Art critic Jonathan Jones writes pretentious piece about how two of the 7/7 bombers appear in a photograph as 'everyman figures, faces of our times', gets a kicking for it in the comments, and responds with:

'Why read a newspaper site if you do not want to think? Indeed why read anything at all? Go and get the paperback of my book The Lost Battles when it comes out end of March, read it cover to cover, and then write me some letters of fucking apology for your disrespect.'

http://www.guardian.co.uk/commentisfree/2011/feb/22/mi5-cropped-photograph-7-7-bombers?commentpage=2#start-of-comments

Are they putting something in the water at Guardian Towers?

David

Franklin & Tom,

There are more illustrations here and here. As you can see, things can get quite nasty. And people with a dogmatic and irrational need to appear virtuous can in fact behave in rather sinister ways.

Simen Thoresen

As I live too far from the Tate to contribute directly, I'll leave a comment worth more than a thousand words;
http://failblog.files.wordpress.com/2008/09/fail-owned-wheelchair-access-stairs-sign-fail.jpg

-S

David Gillies

It is a bit like Soweto c. 1980. Philistine that I am you'd probably need to hit me with sjamboks and fire tear gas at me to visit the bloody Tate Modern so I could see what latest farrago one of Sir Nicholas Scrotum's trained seals had come up with.

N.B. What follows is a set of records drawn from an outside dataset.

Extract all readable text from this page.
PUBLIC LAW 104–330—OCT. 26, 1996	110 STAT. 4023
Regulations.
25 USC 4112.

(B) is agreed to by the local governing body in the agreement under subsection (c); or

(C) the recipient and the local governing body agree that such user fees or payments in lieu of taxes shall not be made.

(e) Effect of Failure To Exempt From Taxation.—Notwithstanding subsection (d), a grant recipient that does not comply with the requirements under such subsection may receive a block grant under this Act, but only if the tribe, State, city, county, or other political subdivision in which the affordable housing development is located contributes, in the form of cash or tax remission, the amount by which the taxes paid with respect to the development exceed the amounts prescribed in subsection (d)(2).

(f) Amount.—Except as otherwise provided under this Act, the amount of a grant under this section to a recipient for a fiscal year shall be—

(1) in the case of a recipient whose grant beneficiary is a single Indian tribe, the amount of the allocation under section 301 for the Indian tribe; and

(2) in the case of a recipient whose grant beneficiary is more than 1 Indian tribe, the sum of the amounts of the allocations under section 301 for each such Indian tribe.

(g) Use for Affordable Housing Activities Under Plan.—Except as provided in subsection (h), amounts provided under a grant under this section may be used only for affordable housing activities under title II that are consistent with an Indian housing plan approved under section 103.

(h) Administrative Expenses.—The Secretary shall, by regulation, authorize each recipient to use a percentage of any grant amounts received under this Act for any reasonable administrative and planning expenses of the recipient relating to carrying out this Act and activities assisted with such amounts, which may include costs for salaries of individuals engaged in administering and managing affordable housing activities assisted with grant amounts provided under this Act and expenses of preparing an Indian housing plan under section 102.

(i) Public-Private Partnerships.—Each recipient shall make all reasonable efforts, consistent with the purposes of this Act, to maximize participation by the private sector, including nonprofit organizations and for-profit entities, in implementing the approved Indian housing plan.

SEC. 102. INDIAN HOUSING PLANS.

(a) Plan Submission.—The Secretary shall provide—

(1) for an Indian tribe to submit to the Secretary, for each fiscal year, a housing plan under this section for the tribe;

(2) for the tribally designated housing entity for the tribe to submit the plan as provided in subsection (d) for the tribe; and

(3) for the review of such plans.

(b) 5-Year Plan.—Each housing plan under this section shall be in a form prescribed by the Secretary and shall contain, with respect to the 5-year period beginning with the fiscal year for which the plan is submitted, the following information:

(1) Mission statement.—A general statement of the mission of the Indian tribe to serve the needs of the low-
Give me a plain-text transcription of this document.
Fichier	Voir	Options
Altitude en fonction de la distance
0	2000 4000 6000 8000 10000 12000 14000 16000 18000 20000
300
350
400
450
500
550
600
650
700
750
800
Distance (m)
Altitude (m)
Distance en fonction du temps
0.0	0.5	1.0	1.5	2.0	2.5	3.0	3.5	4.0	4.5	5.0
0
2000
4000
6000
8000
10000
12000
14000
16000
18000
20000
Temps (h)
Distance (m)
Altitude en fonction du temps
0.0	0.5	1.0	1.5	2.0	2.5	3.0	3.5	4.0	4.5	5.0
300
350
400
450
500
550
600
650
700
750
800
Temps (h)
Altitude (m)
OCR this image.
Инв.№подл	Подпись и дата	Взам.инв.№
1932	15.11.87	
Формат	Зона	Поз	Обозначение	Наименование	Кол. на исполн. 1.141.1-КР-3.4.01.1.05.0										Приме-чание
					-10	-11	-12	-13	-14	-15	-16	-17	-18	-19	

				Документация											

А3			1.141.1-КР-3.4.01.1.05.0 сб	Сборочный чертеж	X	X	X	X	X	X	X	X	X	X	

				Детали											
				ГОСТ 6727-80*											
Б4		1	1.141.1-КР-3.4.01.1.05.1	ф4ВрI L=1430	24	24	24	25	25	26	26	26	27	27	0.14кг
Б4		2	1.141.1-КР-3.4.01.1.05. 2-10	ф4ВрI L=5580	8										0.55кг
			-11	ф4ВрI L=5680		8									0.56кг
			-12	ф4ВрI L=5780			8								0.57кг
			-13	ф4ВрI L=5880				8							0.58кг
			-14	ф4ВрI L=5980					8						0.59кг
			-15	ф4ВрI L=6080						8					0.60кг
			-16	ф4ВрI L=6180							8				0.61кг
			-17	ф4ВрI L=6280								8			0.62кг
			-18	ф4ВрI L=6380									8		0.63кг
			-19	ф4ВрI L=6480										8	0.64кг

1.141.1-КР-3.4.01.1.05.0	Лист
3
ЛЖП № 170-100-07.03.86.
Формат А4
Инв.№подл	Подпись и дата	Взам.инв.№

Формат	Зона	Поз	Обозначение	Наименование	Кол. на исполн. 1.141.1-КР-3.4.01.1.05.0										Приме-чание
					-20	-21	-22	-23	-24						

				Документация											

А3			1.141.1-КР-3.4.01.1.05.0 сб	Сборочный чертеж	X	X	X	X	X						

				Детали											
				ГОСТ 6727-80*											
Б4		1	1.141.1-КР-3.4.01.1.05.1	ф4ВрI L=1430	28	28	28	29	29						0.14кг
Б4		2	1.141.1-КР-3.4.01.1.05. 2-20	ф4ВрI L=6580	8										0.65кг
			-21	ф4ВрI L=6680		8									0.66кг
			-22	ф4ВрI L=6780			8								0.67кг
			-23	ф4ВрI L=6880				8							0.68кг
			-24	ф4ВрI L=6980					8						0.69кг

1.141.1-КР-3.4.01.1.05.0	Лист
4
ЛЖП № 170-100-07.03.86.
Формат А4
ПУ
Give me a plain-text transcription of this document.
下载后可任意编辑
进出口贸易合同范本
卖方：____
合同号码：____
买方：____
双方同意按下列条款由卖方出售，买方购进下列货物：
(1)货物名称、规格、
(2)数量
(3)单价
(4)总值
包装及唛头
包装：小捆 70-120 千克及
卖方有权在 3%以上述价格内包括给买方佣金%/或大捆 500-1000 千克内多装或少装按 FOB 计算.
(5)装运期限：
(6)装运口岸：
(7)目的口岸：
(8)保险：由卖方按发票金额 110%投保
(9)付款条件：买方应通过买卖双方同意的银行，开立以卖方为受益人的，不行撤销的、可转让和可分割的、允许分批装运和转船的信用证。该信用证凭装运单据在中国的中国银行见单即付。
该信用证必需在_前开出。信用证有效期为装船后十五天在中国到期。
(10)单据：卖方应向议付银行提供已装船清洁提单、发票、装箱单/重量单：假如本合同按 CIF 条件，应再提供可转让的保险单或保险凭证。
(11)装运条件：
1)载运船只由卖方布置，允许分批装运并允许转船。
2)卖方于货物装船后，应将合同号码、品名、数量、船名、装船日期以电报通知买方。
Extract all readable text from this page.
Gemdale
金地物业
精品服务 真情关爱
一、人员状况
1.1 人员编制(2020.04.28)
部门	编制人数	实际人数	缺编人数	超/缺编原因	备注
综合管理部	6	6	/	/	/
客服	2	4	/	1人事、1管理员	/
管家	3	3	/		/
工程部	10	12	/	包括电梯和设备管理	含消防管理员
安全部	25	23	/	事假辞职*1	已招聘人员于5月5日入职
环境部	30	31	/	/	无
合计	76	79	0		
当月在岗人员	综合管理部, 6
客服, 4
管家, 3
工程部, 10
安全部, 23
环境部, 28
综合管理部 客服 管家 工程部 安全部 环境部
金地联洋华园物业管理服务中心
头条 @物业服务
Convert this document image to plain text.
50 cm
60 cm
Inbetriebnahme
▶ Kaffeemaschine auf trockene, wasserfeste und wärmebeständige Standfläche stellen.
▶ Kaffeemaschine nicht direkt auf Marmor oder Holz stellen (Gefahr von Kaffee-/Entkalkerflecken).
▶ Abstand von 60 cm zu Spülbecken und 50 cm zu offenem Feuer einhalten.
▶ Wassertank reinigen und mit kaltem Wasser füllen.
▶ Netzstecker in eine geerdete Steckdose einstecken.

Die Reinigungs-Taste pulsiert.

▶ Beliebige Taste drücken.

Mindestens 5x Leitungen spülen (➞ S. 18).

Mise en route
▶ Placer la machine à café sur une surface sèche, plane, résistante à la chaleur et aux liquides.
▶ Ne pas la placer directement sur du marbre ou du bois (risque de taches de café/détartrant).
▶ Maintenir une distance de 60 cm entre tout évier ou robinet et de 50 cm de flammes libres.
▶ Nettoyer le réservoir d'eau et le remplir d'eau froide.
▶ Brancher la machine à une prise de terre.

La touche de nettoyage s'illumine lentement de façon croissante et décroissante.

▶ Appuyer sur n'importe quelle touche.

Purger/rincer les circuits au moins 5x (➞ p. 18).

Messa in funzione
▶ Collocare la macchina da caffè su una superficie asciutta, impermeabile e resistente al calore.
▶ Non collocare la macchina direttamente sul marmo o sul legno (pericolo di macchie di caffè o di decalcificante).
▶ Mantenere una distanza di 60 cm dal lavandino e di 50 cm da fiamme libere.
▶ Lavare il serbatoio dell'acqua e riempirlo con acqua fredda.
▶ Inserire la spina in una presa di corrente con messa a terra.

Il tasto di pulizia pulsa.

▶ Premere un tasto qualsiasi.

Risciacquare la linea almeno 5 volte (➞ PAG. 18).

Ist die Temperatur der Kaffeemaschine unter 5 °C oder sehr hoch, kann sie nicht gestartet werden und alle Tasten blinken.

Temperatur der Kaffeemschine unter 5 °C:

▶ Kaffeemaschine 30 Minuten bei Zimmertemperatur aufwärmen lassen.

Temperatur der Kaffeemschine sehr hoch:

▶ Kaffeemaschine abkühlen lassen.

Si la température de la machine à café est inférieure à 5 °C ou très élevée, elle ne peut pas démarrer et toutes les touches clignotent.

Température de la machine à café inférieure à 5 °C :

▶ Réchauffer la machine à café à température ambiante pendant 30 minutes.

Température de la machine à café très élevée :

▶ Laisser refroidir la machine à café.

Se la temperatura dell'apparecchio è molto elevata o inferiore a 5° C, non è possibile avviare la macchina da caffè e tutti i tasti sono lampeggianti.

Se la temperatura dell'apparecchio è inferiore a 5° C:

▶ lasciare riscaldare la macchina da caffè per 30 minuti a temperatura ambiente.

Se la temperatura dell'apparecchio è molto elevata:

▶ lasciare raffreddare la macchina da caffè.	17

Hyperbole is so wearing. And it's so refractory to reasoned argument. Take the current hullabaloo in Wisconsin. You have a bunch of public servants, most of whom earn between $85,000 and $100,000 a year, comparing being asked to stump up a bit more for their pensions to the Holocaust. You can't engage peeople like that. It's like trying to talk palaeontology to a Young Earth Creationist. The crazy is too slippery and runs away too fast for one to get a handle on.

BT

"Oh you may laugh your heartless laugh, but Ms Birkett has to be escorted past cardboard boxes and health and safety notices. That’s oppression by anyone’s standard."

Backrooms full of cardboard boxes and health and safety notices are a cruel reminder of the existence useful people. People whose jobs serve a function beyond provoking a few cheap sarcastic laughs at their expense.

Exposing a Guardian columnist to such horrors is insensitive at best, if not an act of calculated sadism.